|Chapter 2. The Learning Process
Application of Skill
The final and critical question is “Can the student use what has been learned?” It is not uncommon to find that students devote weeks and months in school learning new abilities, and then fail to apply these abilities on the job. To solve this problem, two conditions must be present. First, the student must learn the skill so well that it becomes easy, even habitual. Second, the student must recognize the types of situations where it is appropriate to use the skill. This second condition involves the question of transfer of learning, which is discussed later in this chapter.
Summary of Instructor Actions
To help students acquire skills, the instructor should:
Putting It All Together
Many skills are learned before a student can fly an airplane or a maintenance student can rebuild an aircraft engine. Just as practicing scales is a fundamental part of learning to play the piano, the student does not “make music” until the ability to combine the notes in a variety of ways is acquired. For the student pilot or technician, practicing specific skills is essential, but flying a cross-country trip or repairing a collapsed landing gear requires “putting it all together” in the right way to achieve success.
The following section looks at the challenge of learning to perform several tasks at once, dealing with distractions and interruptions, overcoming problems with fixation and inattention. It also describes the benefits of using realistic training scenarios to develop these abilities.
Multitasking is the simultaneous execution of two or more tasks. A hallmark of the proficient pilot or mechanic is the ability to multitask. In aviation, multitasking involves two different abilities: attention switching and simultaneous performance. It is useful to distinguish between the two types of multitasking because developing both types of abilities is an important part of aviation training.
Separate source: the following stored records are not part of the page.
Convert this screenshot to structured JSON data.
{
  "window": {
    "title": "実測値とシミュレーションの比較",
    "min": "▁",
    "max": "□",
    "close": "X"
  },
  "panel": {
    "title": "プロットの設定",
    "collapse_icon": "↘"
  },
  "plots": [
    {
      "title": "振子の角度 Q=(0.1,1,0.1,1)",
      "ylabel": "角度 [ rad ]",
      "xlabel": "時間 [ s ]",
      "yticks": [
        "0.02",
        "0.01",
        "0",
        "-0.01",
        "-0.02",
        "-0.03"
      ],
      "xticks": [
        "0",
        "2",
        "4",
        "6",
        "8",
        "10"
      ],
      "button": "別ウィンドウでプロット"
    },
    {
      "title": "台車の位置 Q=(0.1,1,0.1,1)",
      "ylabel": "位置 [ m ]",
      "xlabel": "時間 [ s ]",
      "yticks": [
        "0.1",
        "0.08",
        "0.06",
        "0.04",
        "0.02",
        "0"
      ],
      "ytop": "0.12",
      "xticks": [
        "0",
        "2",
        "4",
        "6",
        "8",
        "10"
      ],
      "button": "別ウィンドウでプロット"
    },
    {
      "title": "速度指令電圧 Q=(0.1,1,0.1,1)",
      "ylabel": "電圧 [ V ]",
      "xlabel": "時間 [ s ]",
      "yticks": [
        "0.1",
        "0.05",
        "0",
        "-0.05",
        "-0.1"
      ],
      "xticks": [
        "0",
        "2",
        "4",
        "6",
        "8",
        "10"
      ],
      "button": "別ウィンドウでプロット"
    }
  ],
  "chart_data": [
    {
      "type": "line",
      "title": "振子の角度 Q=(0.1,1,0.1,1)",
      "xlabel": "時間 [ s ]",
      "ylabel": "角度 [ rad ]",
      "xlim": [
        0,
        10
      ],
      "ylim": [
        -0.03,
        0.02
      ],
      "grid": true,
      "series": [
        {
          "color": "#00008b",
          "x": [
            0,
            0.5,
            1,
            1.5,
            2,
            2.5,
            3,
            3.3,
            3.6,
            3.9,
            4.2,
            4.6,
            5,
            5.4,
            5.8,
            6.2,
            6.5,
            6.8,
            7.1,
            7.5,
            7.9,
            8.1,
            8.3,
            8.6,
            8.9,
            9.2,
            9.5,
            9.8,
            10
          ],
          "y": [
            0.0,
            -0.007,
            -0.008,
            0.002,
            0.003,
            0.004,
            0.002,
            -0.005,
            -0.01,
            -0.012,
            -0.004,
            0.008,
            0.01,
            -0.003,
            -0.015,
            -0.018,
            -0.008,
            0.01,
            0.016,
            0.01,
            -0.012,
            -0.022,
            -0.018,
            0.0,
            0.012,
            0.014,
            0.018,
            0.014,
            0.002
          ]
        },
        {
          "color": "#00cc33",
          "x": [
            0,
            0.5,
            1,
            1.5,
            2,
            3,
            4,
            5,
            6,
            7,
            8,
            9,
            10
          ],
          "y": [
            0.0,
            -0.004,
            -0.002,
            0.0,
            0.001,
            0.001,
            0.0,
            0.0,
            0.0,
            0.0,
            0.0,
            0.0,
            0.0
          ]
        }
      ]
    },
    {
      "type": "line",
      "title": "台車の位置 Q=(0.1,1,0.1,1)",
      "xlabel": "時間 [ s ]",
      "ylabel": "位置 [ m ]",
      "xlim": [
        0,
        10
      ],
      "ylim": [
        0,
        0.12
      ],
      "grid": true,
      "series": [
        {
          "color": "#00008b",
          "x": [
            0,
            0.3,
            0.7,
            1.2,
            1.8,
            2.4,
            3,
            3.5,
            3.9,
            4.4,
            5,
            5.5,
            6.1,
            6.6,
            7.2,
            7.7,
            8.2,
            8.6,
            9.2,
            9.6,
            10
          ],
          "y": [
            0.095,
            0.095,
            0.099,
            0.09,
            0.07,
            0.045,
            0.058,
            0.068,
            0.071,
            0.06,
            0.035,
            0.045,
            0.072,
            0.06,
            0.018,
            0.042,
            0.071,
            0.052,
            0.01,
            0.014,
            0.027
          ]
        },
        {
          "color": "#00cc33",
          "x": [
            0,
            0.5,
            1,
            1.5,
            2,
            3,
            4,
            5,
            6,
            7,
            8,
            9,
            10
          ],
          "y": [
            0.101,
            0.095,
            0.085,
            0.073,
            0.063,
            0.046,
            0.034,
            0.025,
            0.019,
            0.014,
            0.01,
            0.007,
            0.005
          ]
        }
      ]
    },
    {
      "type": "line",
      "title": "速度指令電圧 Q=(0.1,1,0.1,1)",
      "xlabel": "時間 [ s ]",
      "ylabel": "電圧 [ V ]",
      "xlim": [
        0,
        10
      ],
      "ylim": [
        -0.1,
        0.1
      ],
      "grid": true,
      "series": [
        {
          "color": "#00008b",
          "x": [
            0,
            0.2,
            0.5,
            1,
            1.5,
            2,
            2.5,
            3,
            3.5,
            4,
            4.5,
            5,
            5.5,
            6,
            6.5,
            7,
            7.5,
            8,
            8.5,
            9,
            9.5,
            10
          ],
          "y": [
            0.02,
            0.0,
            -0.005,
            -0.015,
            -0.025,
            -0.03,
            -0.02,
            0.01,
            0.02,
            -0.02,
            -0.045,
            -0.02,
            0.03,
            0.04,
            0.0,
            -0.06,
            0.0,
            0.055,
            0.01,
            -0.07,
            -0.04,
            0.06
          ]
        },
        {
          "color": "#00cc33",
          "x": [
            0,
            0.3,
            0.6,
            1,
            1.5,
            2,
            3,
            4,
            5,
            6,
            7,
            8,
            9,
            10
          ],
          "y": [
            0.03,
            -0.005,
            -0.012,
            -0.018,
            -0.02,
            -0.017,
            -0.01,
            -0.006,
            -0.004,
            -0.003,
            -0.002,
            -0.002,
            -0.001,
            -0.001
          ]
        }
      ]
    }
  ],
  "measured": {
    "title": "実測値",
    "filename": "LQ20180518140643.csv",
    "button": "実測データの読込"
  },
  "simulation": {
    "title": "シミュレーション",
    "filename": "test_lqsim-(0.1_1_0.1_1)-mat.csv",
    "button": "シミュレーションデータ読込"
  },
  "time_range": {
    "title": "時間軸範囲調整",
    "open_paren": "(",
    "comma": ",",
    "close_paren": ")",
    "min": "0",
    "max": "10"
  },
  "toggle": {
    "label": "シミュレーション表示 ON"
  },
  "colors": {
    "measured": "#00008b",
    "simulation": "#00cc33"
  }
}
Continuously switching attention back and forth between two or more tasks is attention switching. For example, when Beverly uses a checklist to perform a preflight inspection, she must continuously switch her attention between the checklist and the equipment she is inspecting. She looks at the checklist to retrieve the next step in the procedure, and then looks at the equipment to perform the step.
For many kinds of tasks, attention switching is the only way to accomplish multitasking. For example, it is generally impossible to look at two different things at the same time. The area of focused vision (called the fovea) is only a few degrees in span and can only be directed to one location at a time. Similarly, people cannot listen to two conversations at the same time. While both conversations fall upon the ears at once, people must devote their attention to the comprehension of one, to the exclusion of the other.
Psychologists sometimes refer to these limiting features of human information-processing capabilities as bottlenecks. For example, people have bottlenecks within the individual perceptual channels of hearing and seeing. Another important bottleneck becomes apparent when people attempt to process the information perceived or retrieved from memories.
Indeed, it seems impossible to think about two different things at the same time.